Alguien subía el montículo de escombros por el otro lado. Dentro de nada los soldados de las SS se plantarían donde estábamos y nos detendrían o nos pegarían un tiro en el sitio. Daba lo mismo. Daba todo lo mismo.

—Arriba las manos —ordenó una voz en polaco.

Levanté la vista: no eran alemanes. Ni letones ni ucranianos. Eran tres camaradas: dos hombres y una mujer.

Ambos grupos nos miramos sin dar crédito.

Diecisiete judíos tropezándose en las ruinas del arrasado gueto.

Tardamos un buen rato en comprender la situación y bajar las manos. Más aún costó que alguien recuperara la voz y pudiésemos responder las preguntas que nos hacían nuestros compañeros. Cuando se enteraron de que todos los demás habían muerto en el número 18 de la calle Miła, se les saltaron las lágrimas.

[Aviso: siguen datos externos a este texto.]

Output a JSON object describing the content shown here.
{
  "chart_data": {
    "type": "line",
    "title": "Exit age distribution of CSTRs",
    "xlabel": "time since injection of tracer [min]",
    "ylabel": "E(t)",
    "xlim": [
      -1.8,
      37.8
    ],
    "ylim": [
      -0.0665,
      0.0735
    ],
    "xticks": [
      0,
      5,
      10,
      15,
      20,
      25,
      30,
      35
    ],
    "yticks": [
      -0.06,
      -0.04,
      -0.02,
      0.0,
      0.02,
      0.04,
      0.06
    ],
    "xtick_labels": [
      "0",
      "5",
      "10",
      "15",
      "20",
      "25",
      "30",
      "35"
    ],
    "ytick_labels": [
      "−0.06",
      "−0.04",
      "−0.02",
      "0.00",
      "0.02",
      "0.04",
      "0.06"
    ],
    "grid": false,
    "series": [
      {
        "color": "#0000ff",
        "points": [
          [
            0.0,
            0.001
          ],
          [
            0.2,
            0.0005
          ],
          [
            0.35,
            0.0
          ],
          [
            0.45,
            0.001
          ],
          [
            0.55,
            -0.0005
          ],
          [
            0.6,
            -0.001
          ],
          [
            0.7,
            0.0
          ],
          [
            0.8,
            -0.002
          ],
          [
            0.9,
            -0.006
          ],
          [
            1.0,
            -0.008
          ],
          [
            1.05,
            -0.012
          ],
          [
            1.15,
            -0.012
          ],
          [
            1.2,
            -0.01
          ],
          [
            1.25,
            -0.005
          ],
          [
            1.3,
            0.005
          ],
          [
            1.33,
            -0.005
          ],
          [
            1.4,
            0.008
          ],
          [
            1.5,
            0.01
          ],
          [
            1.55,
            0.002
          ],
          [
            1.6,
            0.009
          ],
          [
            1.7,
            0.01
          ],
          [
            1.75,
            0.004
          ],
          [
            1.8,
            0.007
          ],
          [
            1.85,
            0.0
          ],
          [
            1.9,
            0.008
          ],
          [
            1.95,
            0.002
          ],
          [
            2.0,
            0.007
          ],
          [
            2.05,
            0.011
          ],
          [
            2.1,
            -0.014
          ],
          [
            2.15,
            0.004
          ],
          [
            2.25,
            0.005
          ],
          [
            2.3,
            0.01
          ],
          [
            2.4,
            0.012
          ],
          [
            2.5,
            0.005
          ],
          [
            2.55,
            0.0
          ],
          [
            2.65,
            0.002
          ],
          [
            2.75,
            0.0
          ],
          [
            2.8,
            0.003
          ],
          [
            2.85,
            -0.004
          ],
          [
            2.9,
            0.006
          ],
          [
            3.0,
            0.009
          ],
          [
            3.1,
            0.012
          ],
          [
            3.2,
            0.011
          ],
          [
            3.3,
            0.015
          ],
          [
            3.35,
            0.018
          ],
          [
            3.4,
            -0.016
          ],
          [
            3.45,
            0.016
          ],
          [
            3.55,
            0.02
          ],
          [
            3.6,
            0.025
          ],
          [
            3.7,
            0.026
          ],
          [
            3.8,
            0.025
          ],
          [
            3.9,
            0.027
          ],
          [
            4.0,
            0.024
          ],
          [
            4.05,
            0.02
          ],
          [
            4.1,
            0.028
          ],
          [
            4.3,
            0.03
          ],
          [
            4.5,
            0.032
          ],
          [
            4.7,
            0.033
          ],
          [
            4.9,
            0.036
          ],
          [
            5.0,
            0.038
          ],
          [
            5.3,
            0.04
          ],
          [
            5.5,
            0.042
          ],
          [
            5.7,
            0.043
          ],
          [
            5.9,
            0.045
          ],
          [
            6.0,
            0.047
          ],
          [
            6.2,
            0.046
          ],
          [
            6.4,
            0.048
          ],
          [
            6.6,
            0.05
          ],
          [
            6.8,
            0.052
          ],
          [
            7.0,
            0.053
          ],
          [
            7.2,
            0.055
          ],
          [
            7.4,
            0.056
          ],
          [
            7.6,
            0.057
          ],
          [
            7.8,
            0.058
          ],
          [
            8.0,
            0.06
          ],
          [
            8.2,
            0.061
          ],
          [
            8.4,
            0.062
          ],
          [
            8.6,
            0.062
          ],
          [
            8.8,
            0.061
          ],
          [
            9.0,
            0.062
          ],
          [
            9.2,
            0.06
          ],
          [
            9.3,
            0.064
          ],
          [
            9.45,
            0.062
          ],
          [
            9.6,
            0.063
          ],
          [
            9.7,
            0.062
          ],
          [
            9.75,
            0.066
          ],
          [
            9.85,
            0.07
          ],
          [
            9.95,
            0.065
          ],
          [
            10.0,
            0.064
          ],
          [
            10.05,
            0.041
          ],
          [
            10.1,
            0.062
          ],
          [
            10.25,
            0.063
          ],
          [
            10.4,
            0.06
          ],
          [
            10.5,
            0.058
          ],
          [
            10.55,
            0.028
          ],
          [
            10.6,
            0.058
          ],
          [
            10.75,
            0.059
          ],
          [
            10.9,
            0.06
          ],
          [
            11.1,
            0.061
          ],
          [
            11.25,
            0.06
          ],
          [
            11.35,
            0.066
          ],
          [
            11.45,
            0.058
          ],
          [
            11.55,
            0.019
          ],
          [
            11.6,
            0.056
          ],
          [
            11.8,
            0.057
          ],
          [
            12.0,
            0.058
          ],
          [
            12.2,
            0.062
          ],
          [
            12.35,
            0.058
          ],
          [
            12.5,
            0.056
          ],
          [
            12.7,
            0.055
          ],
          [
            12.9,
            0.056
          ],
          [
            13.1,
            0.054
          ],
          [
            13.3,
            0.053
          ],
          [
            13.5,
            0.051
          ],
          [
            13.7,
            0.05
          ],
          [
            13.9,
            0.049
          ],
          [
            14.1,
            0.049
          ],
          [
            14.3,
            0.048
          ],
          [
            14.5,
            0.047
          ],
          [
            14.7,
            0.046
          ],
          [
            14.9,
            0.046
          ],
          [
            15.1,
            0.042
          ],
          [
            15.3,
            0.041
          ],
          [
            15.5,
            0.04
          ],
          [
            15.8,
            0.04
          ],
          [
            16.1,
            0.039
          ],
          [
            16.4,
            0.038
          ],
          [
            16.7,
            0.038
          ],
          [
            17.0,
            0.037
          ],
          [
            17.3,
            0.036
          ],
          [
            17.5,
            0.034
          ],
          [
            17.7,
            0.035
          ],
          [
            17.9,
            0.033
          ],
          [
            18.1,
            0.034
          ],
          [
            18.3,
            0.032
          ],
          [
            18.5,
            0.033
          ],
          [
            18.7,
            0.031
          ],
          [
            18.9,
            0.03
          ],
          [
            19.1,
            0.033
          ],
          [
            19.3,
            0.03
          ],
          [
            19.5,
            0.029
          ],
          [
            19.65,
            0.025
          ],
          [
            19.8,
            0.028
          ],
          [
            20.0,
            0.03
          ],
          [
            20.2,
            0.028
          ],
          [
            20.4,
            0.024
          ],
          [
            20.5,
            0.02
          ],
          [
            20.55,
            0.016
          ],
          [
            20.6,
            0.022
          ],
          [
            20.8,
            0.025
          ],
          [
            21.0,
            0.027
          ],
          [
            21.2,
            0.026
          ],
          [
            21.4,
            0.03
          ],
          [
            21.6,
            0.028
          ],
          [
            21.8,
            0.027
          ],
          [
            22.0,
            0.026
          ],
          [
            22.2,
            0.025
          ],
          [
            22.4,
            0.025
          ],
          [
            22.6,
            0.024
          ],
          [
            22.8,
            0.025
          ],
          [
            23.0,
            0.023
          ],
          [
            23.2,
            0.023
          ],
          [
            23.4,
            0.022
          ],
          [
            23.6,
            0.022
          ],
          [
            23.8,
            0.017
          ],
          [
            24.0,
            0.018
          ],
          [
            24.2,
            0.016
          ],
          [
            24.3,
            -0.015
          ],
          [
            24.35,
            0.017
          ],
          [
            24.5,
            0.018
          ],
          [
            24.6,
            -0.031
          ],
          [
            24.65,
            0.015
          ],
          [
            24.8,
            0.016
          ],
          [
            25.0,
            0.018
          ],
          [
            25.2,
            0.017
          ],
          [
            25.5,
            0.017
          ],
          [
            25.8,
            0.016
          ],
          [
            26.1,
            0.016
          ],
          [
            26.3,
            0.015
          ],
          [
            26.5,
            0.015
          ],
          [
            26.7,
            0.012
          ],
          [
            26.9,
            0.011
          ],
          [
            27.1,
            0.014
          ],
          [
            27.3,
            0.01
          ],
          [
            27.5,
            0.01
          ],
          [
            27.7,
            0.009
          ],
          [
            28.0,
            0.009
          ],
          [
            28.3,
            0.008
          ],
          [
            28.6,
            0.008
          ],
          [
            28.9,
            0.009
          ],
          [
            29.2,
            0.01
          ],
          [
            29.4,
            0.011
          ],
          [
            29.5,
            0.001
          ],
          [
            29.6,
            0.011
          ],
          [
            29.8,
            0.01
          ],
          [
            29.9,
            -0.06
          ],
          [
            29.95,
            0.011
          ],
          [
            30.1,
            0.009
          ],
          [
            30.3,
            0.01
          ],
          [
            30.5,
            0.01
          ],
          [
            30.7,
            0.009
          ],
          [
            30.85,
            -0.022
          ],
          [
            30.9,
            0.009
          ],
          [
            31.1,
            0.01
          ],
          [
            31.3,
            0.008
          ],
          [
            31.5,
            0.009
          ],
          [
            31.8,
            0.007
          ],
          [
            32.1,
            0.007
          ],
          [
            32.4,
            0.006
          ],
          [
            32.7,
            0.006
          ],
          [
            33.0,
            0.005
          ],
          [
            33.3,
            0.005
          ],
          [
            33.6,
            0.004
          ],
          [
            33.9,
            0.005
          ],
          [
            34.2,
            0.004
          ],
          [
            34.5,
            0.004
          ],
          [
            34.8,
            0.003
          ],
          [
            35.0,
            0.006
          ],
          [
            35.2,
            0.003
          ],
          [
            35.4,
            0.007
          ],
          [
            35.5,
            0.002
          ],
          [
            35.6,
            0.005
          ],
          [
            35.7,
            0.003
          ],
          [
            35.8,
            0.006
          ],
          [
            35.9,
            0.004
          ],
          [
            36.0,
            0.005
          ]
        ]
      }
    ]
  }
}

El único que no lloró fue el líder del otro grupo, llamado Samuel, al menos no por los que se habían suicidado:

—Uno no tiene derecho a quitarse la vida mientras pueda seguir luchando de una manera o de otra. Su muerte no tiene sentido.

¿Y qué muerte tenía sentido?

¿Qué vida?

¿La mía?

No.

Ninguna.

Después de que otro superviviente contase que Sharon se había disparado, Samuel se limitó a decir:

—Tantas balas desperdiciadas.

Yo estaba demasiado cansada para soltarle que él no había estado allí. Y aunque lo hubiese hecho, apenas me habría escuchado, pues, junto con sus dos camaradas, ya se había puesto manos a la obra decididamente para rescatar armas de los escombros. En vano, porque las SS habían volado el búnker y despedazado los cadáveres de nuestros compañeros.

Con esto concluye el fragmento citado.